One analyst who reviewed the dataset commented, “When yields shrink, the incentive to accept impermanent loss, smart-contract risk and high transaction costs disappears for marginal liquidity providers.” The analyst linked the declines in retail activity to the compression of base rewards.
Timing of withdrawals varied by network and product. Stablecoin lending markets showed some of the earliest and most pronounced drops in participation after yields compressed. Niche liquidity pools and yield-optimizing vaults experienced more volatile inflows and outflows as users chased short-term returns. Patterns on Ethereum-based markets were similar to those observed on several alternative smart-contract chains.
Gas costs and fee structures on some blockchains reduced effective yield for smaller investors, lowering the net return when APYs were already compressed. Protocol teams took different approaches: some launched temporary incentive programs to boost rewards, others tightened token emission schedules or adjusted product features aimed at longer-term sustainability.

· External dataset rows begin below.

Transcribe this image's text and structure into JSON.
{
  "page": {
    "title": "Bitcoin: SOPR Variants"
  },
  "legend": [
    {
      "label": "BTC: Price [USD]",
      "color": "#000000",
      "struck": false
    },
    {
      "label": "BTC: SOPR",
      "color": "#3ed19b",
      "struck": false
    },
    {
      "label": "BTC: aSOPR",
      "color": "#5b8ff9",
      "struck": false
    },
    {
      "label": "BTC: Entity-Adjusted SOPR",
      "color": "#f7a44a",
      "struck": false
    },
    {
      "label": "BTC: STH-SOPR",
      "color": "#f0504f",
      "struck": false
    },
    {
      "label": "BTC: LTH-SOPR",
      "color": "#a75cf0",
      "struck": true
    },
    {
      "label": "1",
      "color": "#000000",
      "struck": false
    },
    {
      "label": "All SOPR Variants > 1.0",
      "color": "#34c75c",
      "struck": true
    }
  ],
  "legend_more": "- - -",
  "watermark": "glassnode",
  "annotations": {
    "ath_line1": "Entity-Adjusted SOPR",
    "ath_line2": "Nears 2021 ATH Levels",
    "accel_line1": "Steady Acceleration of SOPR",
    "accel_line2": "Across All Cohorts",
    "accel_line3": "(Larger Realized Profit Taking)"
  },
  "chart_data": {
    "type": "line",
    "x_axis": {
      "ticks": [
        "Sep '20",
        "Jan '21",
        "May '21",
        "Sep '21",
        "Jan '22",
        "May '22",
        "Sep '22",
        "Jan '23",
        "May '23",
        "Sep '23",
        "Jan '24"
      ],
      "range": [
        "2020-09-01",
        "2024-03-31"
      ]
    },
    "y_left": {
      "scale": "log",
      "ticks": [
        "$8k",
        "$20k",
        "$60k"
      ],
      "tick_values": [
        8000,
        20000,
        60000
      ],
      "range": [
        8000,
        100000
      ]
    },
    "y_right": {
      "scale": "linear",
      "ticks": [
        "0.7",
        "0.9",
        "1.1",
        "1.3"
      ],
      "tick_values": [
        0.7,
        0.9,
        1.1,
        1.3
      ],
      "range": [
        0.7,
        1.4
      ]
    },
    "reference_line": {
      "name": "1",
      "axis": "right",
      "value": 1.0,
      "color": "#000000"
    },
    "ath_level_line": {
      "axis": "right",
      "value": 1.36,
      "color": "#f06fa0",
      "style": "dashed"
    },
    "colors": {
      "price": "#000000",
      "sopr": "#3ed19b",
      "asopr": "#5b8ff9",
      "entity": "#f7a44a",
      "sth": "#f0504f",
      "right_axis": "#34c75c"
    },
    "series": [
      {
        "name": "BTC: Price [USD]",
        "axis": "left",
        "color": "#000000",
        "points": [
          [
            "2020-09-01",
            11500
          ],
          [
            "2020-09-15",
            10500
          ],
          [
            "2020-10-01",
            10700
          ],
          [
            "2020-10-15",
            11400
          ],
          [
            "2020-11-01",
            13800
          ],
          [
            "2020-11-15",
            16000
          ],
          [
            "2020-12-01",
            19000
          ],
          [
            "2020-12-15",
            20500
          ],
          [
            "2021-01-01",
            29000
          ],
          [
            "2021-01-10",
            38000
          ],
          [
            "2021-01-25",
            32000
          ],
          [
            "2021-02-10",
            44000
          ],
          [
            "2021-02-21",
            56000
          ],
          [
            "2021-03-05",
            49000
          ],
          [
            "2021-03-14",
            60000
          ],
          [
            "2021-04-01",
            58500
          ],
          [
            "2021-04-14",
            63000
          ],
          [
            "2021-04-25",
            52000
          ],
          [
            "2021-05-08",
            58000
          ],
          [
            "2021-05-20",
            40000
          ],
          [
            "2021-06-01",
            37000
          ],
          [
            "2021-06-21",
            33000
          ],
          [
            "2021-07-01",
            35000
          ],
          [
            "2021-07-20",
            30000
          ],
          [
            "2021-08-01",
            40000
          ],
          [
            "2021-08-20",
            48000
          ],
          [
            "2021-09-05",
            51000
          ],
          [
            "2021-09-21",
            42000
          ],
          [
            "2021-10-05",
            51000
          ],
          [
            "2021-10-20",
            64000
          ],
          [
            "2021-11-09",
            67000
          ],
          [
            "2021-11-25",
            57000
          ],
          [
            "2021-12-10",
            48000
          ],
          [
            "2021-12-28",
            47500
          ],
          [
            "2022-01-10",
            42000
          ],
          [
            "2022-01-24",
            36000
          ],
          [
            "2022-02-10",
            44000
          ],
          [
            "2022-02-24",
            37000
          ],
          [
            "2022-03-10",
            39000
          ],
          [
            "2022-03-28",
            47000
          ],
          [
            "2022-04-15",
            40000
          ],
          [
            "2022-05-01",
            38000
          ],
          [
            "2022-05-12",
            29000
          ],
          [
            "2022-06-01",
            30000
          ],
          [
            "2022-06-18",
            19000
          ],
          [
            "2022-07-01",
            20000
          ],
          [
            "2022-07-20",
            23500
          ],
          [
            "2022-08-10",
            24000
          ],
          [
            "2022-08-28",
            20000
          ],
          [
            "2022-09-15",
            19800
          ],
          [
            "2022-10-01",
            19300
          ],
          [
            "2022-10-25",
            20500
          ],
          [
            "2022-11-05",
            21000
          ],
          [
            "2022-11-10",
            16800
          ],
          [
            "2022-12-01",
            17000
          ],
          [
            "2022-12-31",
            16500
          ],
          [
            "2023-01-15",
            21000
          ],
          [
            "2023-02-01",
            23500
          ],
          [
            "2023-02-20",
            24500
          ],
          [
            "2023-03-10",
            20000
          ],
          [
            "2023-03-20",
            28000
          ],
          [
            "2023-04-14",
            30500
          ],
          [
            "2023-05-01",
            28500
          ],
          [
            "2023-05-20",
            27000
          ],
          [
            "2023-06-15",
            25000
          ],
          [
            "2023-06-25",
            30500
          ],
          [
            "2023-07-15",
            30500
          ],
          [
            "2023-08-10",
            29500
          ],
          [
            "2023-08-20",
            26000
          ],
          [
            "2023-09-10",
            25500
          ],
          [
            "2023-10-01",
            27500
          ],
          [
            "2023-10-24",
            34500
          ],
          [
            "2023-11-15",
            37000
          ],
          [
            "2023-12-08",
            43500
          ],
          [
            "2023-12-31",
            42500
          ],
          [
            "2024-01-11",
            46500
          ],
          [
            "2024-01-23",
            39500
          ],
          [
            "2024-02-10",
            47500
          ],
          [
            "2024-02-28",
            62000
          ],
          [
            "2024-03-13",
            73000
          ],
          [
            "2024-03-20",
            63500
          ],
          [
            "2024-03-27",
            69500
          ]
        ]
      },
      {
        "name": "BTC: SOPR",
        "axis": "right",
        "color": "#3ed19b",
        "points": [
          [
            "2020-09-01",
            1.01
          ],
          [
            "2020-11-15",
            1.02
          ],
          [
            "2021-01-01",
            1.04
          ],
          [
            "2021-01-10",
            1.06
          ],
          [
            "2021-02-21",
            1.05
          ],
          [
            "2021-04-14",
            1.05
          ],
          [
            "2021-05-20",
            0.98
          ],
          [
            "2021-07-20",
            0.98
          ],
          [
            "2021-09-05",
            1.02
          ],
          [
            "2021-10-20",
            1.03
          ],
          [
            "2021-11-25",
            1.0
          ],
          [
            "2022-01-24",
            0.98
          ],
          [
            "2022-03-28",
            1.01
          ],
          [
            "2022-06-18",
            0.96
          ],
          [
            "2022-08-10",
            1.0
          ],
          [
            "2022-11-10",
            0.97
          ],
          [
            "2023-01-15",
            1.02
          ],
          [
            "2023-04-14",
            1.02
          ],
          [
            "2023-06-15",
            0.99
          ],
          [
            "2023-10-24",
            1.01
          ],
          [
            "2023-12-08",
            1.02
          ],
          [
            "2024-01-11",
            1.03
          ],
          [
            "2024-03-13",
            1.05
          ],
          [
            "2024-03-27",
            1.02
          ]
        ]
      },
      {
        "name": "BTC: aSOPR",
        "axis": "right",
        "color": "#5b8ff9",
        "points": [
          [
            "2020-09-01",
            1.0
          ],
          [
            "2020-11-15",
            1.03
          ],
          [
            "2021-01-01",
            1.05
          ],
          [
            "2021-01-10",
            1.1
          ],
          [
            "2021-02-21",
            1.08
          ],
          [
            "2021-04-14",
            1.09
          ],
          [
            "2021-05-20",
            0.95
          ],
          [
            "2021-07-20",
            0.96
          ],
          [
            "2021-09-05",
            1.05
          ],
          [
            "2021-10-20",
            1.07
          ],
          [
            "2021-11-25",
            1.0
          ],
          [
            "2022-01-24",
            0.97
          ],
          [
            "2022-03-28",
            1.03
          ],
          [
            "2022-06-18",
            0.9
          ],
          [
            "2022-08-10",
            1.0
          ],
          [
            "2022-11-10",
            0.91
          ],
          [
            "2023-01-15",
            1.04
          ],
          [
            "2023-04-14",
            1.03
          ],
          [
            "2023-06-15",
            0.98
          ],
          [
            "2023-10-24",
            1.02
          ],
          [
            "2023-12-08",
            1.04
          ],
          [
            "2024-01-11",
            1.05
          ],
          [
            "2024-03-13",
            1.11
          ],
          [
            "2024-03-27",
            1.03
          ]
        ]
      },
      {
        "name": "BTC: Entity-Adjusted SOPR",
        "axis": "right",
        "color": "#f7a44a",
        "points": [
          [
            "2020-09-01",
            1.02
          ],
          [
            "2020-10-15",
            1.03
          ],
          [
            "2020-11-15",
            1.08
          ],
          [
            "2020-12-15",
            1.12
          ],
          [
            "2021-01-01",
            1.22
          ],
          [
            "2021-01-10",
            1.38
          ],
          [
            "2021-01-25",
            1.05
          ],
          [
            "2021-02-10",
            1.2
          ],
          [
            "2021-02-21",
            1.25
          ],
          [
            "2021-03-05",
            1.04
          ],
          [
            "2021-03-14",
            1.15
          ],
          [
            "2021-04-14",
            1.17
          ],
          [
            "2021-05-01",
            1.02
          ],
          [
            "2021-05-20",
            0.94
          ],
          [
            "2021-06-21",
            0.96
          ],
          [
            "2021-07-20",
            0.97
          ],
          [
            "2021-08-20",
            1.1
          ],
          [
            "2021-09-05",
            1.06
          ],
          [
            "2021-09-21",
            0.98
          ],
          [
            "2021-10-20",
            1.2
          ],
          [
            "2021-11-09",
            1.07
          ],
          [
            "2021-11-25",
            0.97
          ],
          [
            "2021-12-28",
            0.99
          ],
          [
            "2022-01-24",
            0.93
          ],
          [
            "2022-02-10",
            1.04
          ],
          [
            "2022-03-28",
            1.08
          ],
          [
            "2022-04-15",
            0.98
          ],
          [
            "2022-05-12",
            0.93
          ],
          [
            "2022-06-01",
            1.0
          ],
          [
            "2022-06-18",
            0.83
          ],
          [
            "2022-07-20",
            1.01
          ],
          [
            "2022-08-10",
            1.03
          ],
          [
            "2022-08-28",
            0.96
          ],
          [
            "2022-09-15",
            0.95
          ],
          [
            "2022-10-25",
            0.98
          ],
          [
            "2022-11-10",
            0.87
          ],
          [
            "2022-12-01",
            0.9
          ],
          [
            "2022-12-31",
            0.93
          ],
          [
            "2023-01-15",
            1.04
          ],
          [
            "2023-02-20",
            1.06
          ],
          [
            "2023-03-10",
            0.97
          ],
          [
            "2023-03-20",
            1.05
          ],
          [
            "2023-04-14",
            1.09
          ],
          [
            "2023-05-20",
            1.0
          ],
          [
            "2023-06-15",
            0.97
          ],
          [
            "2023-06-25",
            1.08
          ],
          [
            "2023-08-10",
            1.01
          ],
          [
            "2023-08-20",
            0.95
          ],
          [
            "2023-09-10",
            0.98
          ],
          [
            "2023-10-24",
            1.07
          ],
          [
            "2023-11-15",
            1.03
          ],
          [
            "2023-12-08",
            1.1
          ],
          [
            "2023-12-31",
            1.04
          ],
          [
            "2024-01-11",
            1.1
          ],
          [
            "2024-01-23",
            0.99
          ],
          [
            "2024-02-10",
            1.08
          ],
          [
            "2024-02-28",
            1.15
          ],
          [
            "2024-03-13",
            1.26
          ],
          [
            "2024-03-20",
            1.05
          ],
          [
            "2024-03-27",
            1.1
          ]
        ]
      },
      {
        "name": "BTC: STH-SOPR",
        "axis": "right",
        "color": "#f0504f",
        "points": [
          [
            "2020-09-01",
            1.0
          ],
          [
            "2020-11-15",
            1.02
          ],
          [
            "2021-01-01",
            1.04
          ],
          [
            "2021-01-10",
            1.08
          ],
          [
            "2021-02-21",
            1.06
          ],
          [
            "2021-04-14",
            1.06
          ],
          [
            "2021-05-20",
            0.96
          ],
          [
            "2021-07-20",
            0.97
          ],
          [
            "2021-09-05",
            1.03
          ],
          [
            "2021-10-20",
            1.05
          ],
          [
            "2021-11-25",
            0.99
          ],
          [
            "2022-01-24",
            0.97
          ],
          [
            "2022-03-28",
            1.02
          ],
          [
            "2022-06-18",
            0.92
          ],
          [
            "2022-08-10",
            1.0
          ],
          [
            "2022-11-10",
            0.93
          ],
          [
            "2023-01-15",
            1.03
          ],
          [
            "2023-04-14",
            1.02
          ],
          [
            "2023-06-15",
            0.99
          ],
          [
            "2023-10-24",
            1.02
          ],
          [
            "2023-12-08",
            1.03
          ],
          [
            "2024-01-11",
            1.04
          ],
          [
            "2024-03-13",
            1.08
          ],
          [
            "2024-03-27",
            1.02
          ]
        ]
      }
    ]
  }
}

Not all participants exited on-chain markets. The analysis shows long-term liquidity providers and institutional market makers remained active in several core pools. Some protocols continued to attract deposits through targeted incentive schemes or efficient fee-reward balances, while others recorded higher user churn during yield compression.
A protocol developer described the operational challenge of maintaining liquidity when rewards are constrained: “Sustaining deep markets without heavy incentive programs is difficult once yield expectations reset,” the developer said, noting the effect on slippage and allocation of protocol-owned liquidity.
The analysis attributes lower DeFi yields to a mix of reduced token emissions, weaker borrowing demand, and changes in trading fee dynamics, along with macroeconomic factors and rate moves in traditional markets that have affected capital flows into crypto.